Once it was located with the computer's help, Gendibal could allow his mind to take over directly. He sent it outward—tightbeamed—and with it felt (or the mentalic equivalent of “felt”) the ship, inside and out.

He then sent his mind toward the planet Gaia, approaching it more closely by several millions of kilometers of space—and withdrew. Neither process was sufficient in itself to tell him, unmistakably, which—if either—was the source of the field.

He said, “Novi, I would like you to sit next to me for what is to follow.”

“Master, is there danger?”

“You are not to be in any way concerned, Novi. I will see to it that you are safe and secure.”

“Master, I am not concerned that I be safe and secure. If there is danger, I want to be able to help you.”

Gendibal softened. He said, “Novi, you have already helped. Because of you, I became aware of a very small thing it was important to be aware of. Without you, I might have blundered rather deeply into a bog and might have had to pull out only through a great deal of trouble.”

“Have I done this with my mind, Master, as you once explained?” asked Novi, astonished.

“Quite so, Novi. No instrument could have been more sensitive. My own mind is not; it is too full of complexity.”

Delight filled Novi's face. “I am so grateful I can help.”

Gendibal smiled and nodded—and then subsided into the somber knowledge that he would need other help as well. Something childish within him objected. The job was his—his alone.

Yet it could not be his alone. The odds were climbing—

On Trantor, Quindor Shandess felt the responsibility of First Speakerhood resting upon him with a suffocating weight. Since Gendibal's ship had vanished into the darkness beyond the atmosphere, he had called no meetings of the Table. He had been lost in his own thoughts.

Had it been wise to allow Gendibal to go off on his Own? Gendibal was brilliant, but not so brilliant that it left no room for overconfidence. Gendibal's great fault was arrogance, as Shandess's own great fault (he thought bitterly) was the weariness of age.

Over and over again, it occurred to him that the precedent of Preem Palver, flitting over the Galaxy to set things right, was a dangerous one.
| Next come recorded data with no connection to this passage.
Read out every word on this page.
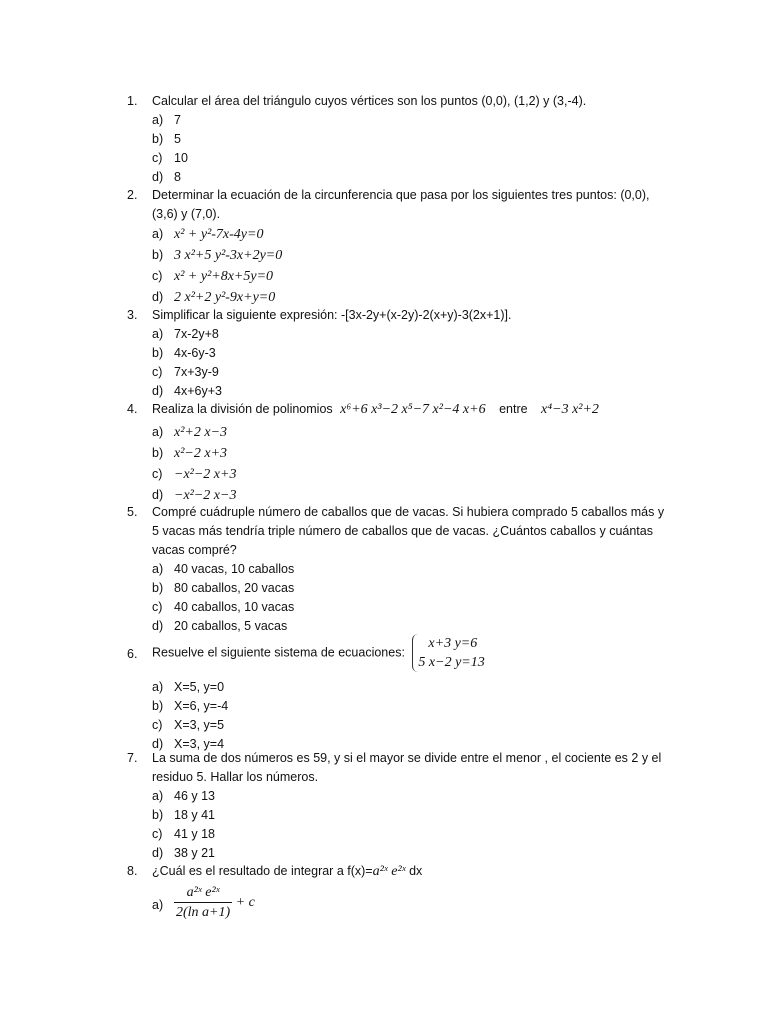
1.	Calcular el área del triángulo cuyos vértices son los puntos (0,0), (1,2) y (3,-4).
a) 7
b) 5
c) 10
d) 8
2.	Determinar la ecuación de la circunferencia que pasa por los siguientes tres puntos: (0,0), (3,6) y (7,0).
a) x² + y²-7x-4y=0
b) 3 x²+5 y²-3x+2y=0
c) x² + y²+8x+5y=0
d) 2 x²+2 y²-9x+y=0
3.	Simplificar la siguiente expresión: -[3x-2y+(x-2y)-2(x+y)-3(2x+1)].
a) 7x-2y+8
b) 4x-6y-3
c) 7x+3y-9
d) 4x+6y+3
4.	Realiza la división de polinomios x⁶+6 x³−2 x⁵−7 x²−4 x+6 entre x⁴−3 x²+2
a) x²+2 x−3
b) x²−2 x+3
c) −x²−2 x+3
d) −x²−2 x−3
5.	Compré cuádruple número de caballos que de vacas. Si hubiera comprado 5 caballos más y 5 vacas más tendría triple número de caballos que de vacas. ¿Cuántos caballos y cuántas vacas compré?
a) 40 vacas, 10 caballos
b) 80 caballos, 20 vacas
c) 40 caballos, 10 vacas
d) 20 caballos, 5 vacas
6.	Resuelve el siguiente sistema de ecuaciones:
x+3 y=6
5 x−2 y=13
a) X=5, y=0
b) X=6, y=-4
c) X=3, y=5
d) X=3, y=4
7.	La suma de dos números es 59, y si el mayor se divide entre el menor , el cociente es 2 y el residuo 5. Hallar los números.
a) 46 y 13
b) 18 y 41
c) 41 y 18
d) 38 y 21
8.	¿Cuál es el resultado de integrar a f(x)=a²ˣ e²ˣ dx
$a) \frac{\text{a²ˣ e²ˣ}}{\text{2(ln a+1)}} + c$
Could anyone else be a Preem Palver? Even Gendibal? And Palver had had his wife with him.

To be sure, Gendibal had this Hamishwoman, but she was of no consequence. Palver's wife had been a Speaker in her own right.

Shandess felt himself aging from day to day as he waited for word from Gendibal—and with each day that word did not come, he felt an increasing tension.
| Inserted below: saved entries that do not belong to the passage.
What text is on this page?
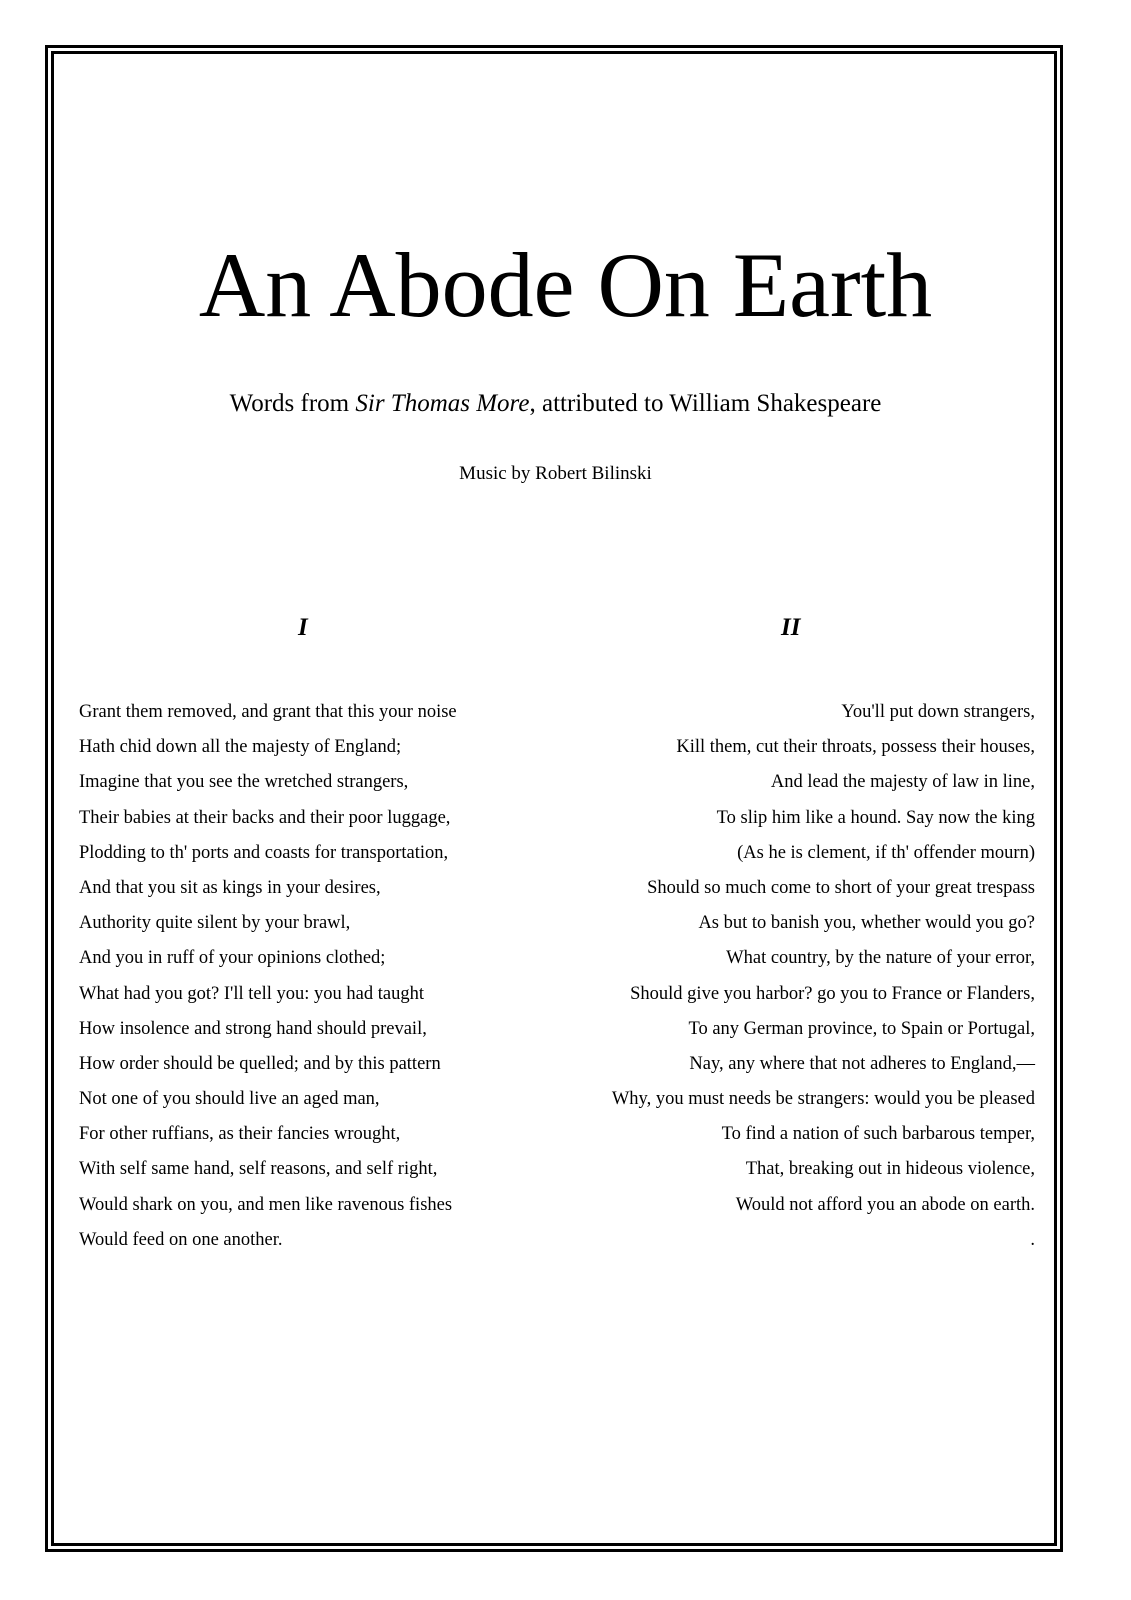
An Abode On Earth
Words from Sir Thomas More, attributed to William Shakespeare
Music by Robert Bilinski
I	II
Grant them removed, and grant that this your noise
Hath chid down all the majesty of England;
Imagine that you see the wretched strangers,
Their babies at their backs and their poor luggage,
Plodding to th' ports and coasts for transportation,
And that you sit as kings in your desires,
Authority quite silent by your brawl,
And you in ruff of your opinions clothed;
What had you got? I'll tell you: you had taught
How insolence and strong hand should prevail,
How order should be quelled; and by this pattern
Not one of you should live an aged man,
For other ruffians, as their fancies wrought,
With self same hand, self reasons, and self right,
Would shark on you, and men like ravenous fishes
Would feed on one another.
You'll put down strangers,
Kill them, cut their throats, possess their houses,
And lead the majesty of law in line,
To slip him like a hound. Say now the king
(As he is clement, if th' offender mourn)
Should so much come to short of your great trespass
As but to banish you, whether would you go?
What country, by the nature of your error,
Should give you harbor? go you to France or Flanders,
To any German province, to Spain or Portugal,
Nay, any where that not adheres to England,—
Why, you must needs be strangers: would you be pleased
To find a nation of such barbarous temper,
That, breaking out in hideous violence,
Would not afford you an abode on earth.
.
It should have been a fleet of ships, a flotilla. No. The Table would not have allowed it.

And yet. When the call finally came, he was asleep—an exhausted sleep that was bringing him no relief. The night had been windy and he had had trouble falling asleep to begin with. Like a child, he had imagined voices in the wind.

His last thoughts before falling into an exhausted slumber had been a wistful building of the fancy of resignation, a wish be could do so together with the knowledge he could not, for at this moment Delarmi would succeed him.

And then the call came and he sat up in bed, instantly awake.

“You are well?” he said.

“Perfectly well, First Speaker,” said Gendibal. “Should we have visual connection for more condensed communication?”

“Later, perhaps,” said Shandess. “First, what is the situation?” Gendibal spoke carefully, for he sensed the other's recent arousal and he perceived a deep weariness. He said, “I am in the neighborhood of an inhabited planet called Gaia, whose existence is not hinted at in any of the Galactic records, as far as I know.”

“The world of those who have been working to perfect the Plan? The Anti-Mules?”

“Possibly, First Speaker. There is the reason to think so. First, the ship bearing Trevize and Pelorat has moved far in toward Gaia and has probably landed there. Second, there is, in space, about half a million kilometers from me, a First Foundation warship.”